The cranium itself is a continuous undivided cartilage, in which the limits of the orbit are well marked by an anterior and posterior protuberance. The ethmoidal region sends horizontal plates over the nasal sacs, the apertures of which retain their embryonic situation upon the under surface of the skull. In the majority of Chondropterygians these plates are conically produced, forming the base of the soft projecting snout; and in some forms, especially in the long-snouted Rays and the Saw-fishes (Pristis) this prolongation appears in the form of three or more tubiform rods.

As separate cartilages there are appended to the skull a suspensorium, a palatine, mandible, hyoid, and rudimentary maxillary elements.

The suspensorium is movably attached to the side of the skull. It generally consists of one piece only, but in some Rays of two. In the Rays it is articulated with the mandible only, their hyoid possessing a distinct point of attachment to the skull. In the Sharks the hyoid is suspended from the lower end of the suspensorium together with the mandible.

What is generally called the upper jaw of a Shark is, as Cuvier has already stated, not the maxillary, but palatine. It consists of two simple lateral halves, each of which articulates with the corresponding half of the lower jaw, which is formed by the simple representative of Meckel’s cartilage.

Some cartilages of various sizes are generally developed on each side of the palatine, and one on each side of the mandible. They are called labial cartilages, and seem to represent maxillary elements.

The hyoid consists generally of a pair of long and strong lateral pieces, and a single mesial piece. From the former cartilaginous filaments (representing branchiostegals) pass directly outwards. Branchial arches, varying in number, and similar to the hyoid, succeed it. They are suspended from the side of the foremost part of the spinous column, and, like the hyoid, bear a number of filaments.

The vertical fins are supported by interneural and interhæmal cartilages, each of which consists of two and more pieces, and to which the fin-rays are attached without articulation.

The scapular arch of the Sharks is formed by a single coracoid cartilage bent from the dorsal region downwards and forwards. In some genera (Scyllium, Squatina) a small separate scapular cartilage is attached to the dorsal extremities of the coracoid; but in none of the Elasmobranchs is the scapular arch suspended from the skull or vertebral column; it is merely sunk, and fixed in the substance of the muscles.
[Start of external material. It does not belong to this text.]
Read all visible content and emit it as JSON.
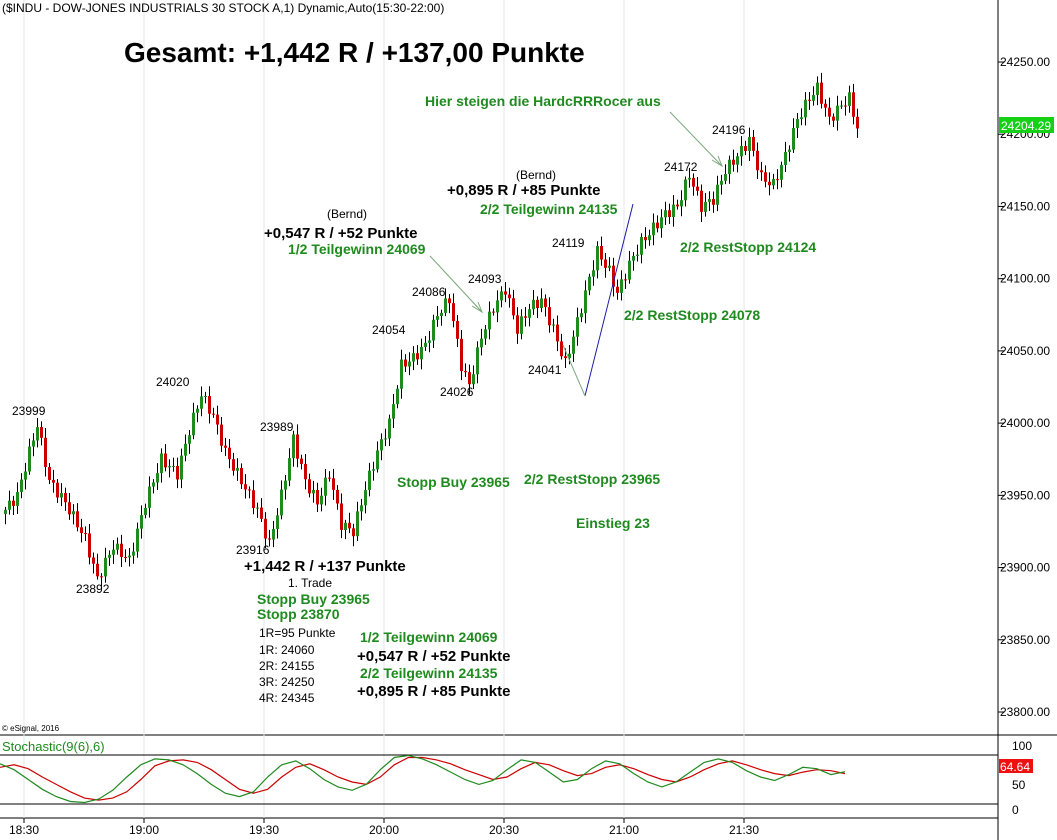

Behind, at the point of its greatest curvature, three carpal cartilages are joined to the coracoid, which Gegenbaur has distinguished as propterygium, mesopterygium, and metapterygium, the former occupying the front, the latter the hind margin of the fin. Several more or less regular transverse series of styliform cartilages follow. They represent the phalanges, to which the horny filaments which are imbedded in the skin of the fin are attached.

In the Rays, with the exception of Torpedo, the scapular arch is intimately connected with the confluent anterior portion of the vertebral column. The anterior and posterior carpal cartilages are followed by a series of similar pieces, which extend like an arch forwards to the rostral portion of the skull, and backwards to the pubic region. Extremely numerous phalangeal elements, longest in the middle, are supported by the carpals, and form the skeleton of the lateral expansion of the so-called disk of the Ray’s body, which thus, in fact, is nothing but the enormously enlarged pectoral fin.